The council on Wednesday passed a presidential statement, the result of three weeks of dogged diplomacy that highlighted fissures among the five permanent members. The statement calls on Iran to comply with IAEA regulations within 30 days. (Full story)

With the tough negotiations about the U.N. text behind them, Rice said the ministers will "really have an opportunity to look ahead to next steps."

She called Thursday's talks an "opening discussion" about the diplomatic road ahead regarding Iran, but indicated that targeted sanctions against the Iranian government were likely options.

"A lot depends on what the Iranians do" in response, Rice said.

'A troublesome regime'

While U.N. diplomacy is expected to focus on the Iranian nuclear issue, Rice predicted the ministers would discuss Iran's support of Palestinian terrorist groups, its interference in Lebanon and Syria and inflammatory rhetoric from President Mahmoud Ahmadinejad.

She said it all shows the current Iranian government "is a troublesome regime for peace and stability in the Middle East."

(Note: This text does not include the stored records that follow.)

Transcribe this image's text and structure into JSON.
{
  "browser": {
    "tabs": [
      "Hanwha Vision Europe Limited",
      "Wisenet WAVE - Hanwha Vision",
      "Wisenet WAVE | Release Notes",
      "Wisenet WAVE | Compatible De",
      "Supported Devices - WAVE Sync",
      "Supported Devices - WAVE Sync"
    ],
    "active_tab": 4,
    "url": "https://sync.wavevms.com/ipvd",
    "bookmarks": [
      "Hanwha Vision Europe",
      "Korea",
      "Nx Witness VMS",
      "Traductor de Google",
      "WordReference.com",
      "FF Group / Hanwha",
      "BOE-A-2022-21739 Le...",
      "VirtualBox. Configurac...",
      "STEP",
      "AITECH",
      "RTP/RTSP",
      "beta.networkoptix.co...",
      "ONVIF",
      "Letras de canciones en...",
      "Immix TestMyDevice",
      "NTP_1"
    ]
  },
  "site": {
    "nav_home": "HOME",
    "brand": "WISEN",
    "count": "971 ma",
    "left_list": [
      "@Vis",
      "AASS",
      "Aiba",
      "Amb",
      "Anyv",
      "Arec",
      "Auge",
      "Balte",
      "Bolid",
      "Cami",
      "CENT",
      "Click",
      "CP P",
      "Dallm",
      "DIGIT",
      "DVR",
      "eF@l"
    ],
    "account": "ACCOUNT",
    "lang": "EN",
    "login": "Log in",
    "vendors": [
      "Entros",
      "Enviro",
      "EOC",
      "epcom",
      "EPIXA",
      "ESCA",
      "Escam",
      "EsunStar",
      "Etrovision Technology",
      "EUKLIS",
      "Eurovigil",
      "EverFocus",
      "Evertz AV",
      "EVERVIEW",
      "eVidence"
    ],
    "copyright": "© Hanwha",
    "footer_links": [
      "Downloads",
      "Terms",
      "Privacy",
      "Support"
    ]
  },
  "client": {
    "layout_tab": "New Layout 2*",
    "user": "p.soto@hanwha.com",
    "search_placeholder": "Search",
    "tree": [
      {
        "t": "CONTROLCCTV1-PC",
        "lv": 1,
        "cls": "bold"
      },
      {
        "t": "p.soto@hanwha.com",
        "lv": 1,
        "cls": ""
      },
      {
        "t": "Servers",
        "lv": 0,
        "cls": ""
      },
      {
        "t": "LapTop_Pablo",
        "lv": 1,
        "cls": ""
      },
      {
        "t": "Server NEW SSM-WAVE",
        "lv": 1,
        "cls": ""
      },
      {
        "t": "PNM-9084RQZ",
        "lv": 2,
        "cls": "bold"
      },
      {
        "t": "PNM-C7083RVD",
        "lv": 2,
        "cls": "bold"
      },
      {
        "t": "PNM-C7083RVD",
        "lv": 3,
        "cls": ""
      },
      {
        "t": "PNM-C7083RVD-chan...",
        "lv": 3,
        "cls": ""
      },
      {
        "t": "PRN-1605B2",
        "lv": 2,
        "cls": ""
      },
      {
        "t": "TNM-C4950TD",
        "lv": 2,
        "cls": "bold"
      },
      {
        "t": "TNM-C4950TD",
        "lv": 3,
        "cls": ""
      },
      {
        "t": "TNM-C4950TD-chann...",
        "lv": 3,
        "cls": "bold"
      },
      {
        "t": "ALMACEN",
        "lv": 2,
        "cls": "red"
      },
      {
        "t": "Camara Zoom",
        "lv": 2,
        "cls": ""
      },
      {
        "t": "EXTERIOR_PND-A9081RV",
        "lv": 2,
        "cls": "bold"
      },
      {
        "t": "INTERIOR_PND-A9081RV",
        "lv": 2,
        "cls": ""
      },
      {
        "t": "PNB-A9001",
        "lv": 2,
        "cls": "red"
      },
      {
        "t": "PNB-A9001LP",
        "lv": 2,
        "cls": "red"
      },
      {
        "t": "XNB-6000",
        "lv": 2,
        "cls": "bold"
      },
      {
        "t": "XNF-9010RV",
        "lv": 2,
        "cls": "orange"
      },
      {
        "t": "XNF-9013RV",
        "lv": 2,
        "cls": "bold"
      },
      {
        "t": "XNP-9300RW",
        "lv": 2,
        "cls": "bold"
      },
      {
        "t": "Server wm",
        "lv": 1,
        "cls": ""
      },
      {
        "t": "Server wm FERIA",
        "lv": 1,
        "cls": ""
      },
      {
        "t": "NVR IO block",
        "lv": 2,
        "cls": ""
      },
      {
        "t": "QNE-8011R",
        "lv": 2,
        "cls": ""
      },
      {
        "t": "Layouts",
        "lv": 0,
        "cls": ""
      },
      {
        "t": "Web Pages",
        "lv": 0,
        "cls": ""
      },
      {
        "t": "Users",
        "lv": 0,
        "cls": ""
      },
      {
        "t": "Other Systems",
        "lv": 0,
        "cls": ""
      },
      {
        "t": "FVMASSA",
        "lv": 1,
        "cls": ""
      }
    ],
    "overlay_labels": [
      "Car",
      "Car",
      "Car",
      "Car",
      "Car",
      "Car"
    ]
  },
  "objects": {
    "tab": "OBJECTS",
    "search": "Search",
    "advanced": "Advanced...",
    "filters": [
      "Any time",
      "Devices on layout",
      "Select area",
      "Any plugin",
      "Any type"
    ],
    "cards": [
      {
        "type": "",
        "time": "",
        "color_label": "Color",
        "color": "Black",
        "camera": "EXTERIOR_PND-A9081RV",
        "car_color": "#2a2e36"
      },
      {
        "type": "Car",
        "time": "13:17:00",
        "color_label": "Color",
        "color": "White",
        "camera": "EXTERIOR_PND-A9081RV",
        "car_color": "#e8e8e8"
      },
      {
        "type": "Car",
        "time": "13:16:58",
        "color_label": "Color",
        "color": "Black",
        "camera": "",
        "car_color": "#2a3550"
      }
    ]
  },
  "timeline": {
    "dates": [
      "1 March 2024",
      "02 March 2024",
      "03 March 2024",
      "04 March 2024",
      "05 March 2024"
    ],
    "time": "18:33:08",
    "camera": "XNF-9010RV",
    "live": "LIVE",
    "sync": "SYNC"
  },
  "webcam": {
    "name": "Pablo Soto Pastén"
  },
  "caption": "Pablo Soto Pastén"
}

Rice called Iran's nuclear strategy a "salami" tactic, referring to how Tehran continued to change its ambitions slice by slice.

"First it was just going to be conversion," she said. "Then it was just going to be a small scale R and D [research and development], then it was going to be about centrifuge production. So I don't see Iran particularly constrained by the fact that the IAEA continues to operate in Iran right now.

"If Iran makes that threat and carries through on it then we will have a better view of what Iran's intentions really are," she said.

Rice was met in Berlin by German Chancellor Angela Merkel, and she's also scheduled to meet with French President Jacques Chirac during a brief stop in Paris.

She then travels to Liverpool and Blackburn, England, where she will visit the home district of British Foreign Secretary Jack Straw. The trip will reciprocate Straw's visit to Rice's hometown in Alabama last October.